Now, I’m not trying to give you a full explanation of Web 3.0 or anything like that. I’m just saying that change is coming. Some say this is the biggest technological shift since the internet. As a CIO or IT leader, these are technologies that you must at least investigate. This is the time to understand everything you can about what’s (potentially) coming. Read all you can about the blockchain, web 3.0, and tokens. It might be hard right now, but try to understand how this can change your business.
4. ‘Composable’ Applications
I’ve been hearing a lot about “Composable Applications,” a new term from Gartner. They claim it helps organizations deliver innovation and adapt to change faster.
What is it?
It’s just a new term applied to an old concept. Composable applications are made of reusable, modular components. It calls for application ‘building blocks’ which can be reused across other applications.
Is this a new concept? Of course not. Many have been doing this for years. But, is it important for the near future? Absolutely!
The advantages of this approach should be obvious. It leads to:
Faster Development: When you’re creating reusable building blocks and then using those blocks to assemble applications, your development speed increases.

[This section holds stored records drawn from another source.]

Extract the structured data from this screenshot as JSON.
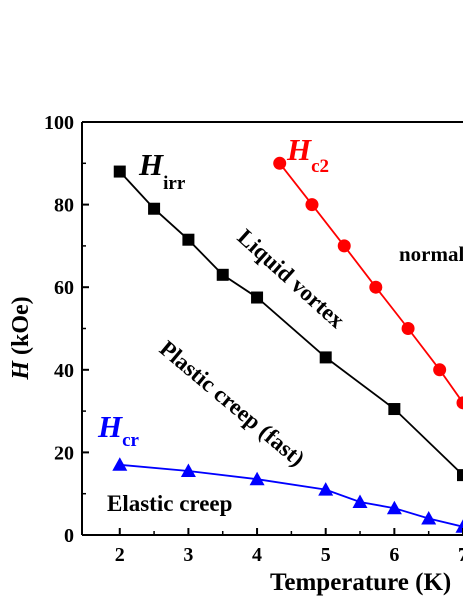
{
  "chart_data": {
    "type": "line",
    "xlabel": "Temperature (K)",
    "ylabel_symbol": "H",
    "ylabel_unit": " (kOe)",
    "xlim": [
      1.45,
      7.0
    ],
    "ylim": [
      0,
      100
    ],
    "xticks": [
      2,
      3,
      4,
      5,
      6,
      7
    ],
    "yticks": [
      0,
      20,
      40,
      60,
      80,
      100
    ],
    "grid": false,
    "series": [
      {
        "name_main": "H",
        "name_sub": "irr",
        "color": "#000000",
        "marker": "square",
        "x": [
          2.0,
          2.5,
          3.0,
          3.5,
          4.0,
          5.0,
          6.0,
          7.0
        ],
        "y": [
          88,
          79,
          71.5,
          63,
          57.5,
          43,
          30.5,
          14.5
        ]
      },
      {
        "name_main": "H",
        "name_sub": "c2",
        "color": "#ff0000",
        "marker": "circle",
        "x": [
          4.33,
          4.8,
          5.27,
          5.73,
          6.2,
          6.66,
          7.0
        ],
        "y": [
          90,
          80,
          70,
          60,
          50,
          40,
          32
        ]
      },
      {
        "name_main": "H",
        "name_sub": "cr",
        "color": "#0000ff",
        "marker": "triangle",
        "x": [
          2.0,
          3.0,
          4.0,
          5.0,
          5.5,
          6.0,
          6.5,
          7.0
        ],
        "y": [
          17,
          15.5,
          13.5,
          11,
          8,
          6.5,
          4,
          2
        ]
      }
    ],
    "annotations": {
      "liquid": "Liquid vortex",
      "plastic": "Plastic creep (fast)",
      "elastic": "Elastic creep",
      "normal": "normal"
    }
  }
}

Improved Agility: This approach helps your business adapt to change at lightning speed. Rather than build applications from the ground up, you can build the core and add other premade building blocks. In a time of rapid change (like now), I cannot overstate how important this is.

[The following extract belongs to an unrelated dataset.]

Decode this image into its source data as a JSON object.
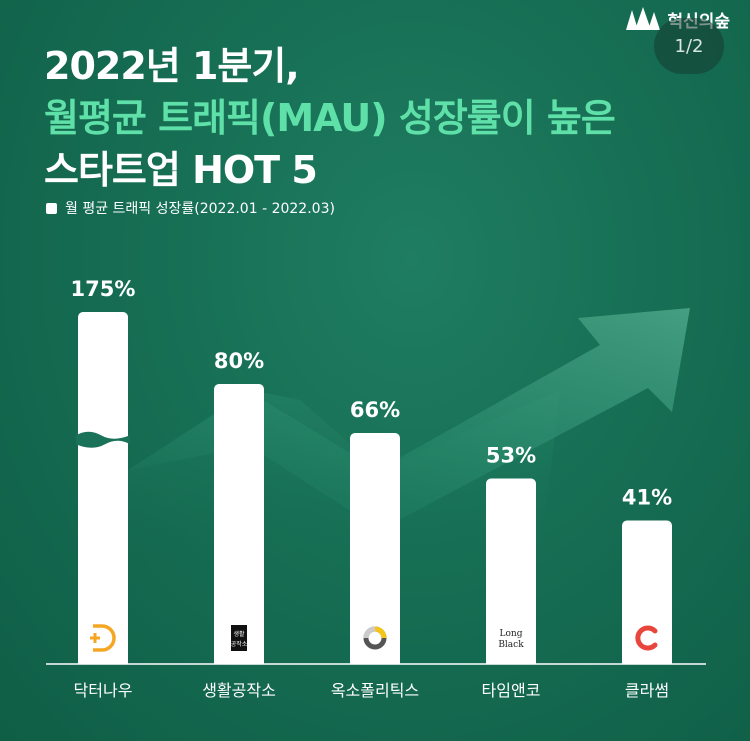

When you boil it down, composable applications help you adapt to changes on the fly and deliver new applications quickly. But, most importantly, it can give you a great competitive advantage.
“Enterprises that use a modular strategy can outperform their competitors in terms of new feature implementation by up to 80%,” says Daniel Carter, SEO Manager of Skuuudle. “As a result, this is an extension of the composable organization concept, which Gartner claims may help businesses adjust to change.”
5. Cybersecurity mesh architecture technologyCybersecurity incidents are on the rise and show no signs of slowing down. One big reason: The move to remote work has widened the attack surface. A recent study found that 74% of organizations attribute recent business-impacting cyberattacks to remote work tech vulnerabilities.
It should come as no surprise. When employees work remotely, there are more devices for attackers to target. Now, organizations must find a way to spread the security umbrella beyond their walls and devices. They’re responsible for ensuring that their employee’s networks and devices are also secure.
What’s the answer? Gartner claims the answer lies in a “cybersecurity mesh”. They estimate that “By 2024, organizations adopting a cybersecurity mesh architecture will reduce the financial impact of security incidents by an average of 90%.”
What is a cybersecurity mesh? It’s an IT security infrastructure that doesn’t focus on building a single ‘perimeter’ around all devices but instead independently secures each device with its own perimeter, like firewalls, network protection tools, etc… As explained below, it’s an important security approach going forward.
“An enterprise’s data assets and users are more distributed than ever before, and this situation will only grow in complexity in 2022,” says Eric McGee, Senior Network Engineer, TRGDatacenters. “The result is that the conventional security perimeter that companies are used to relying on for the protection of their data and computing assets is no longer viable. Companies will need to adopt more flexible and advanced security solutions, top of which is the cybersecurity mesh architecture. It is imperative that CIOs and their IT departments direct a part of their IT budgets towards adoption and implementation of CSMAs in their enterprises in 2022. Failure to do this will continue to increase the financial burden that the company has to bear as a consequence of individual security incidents.”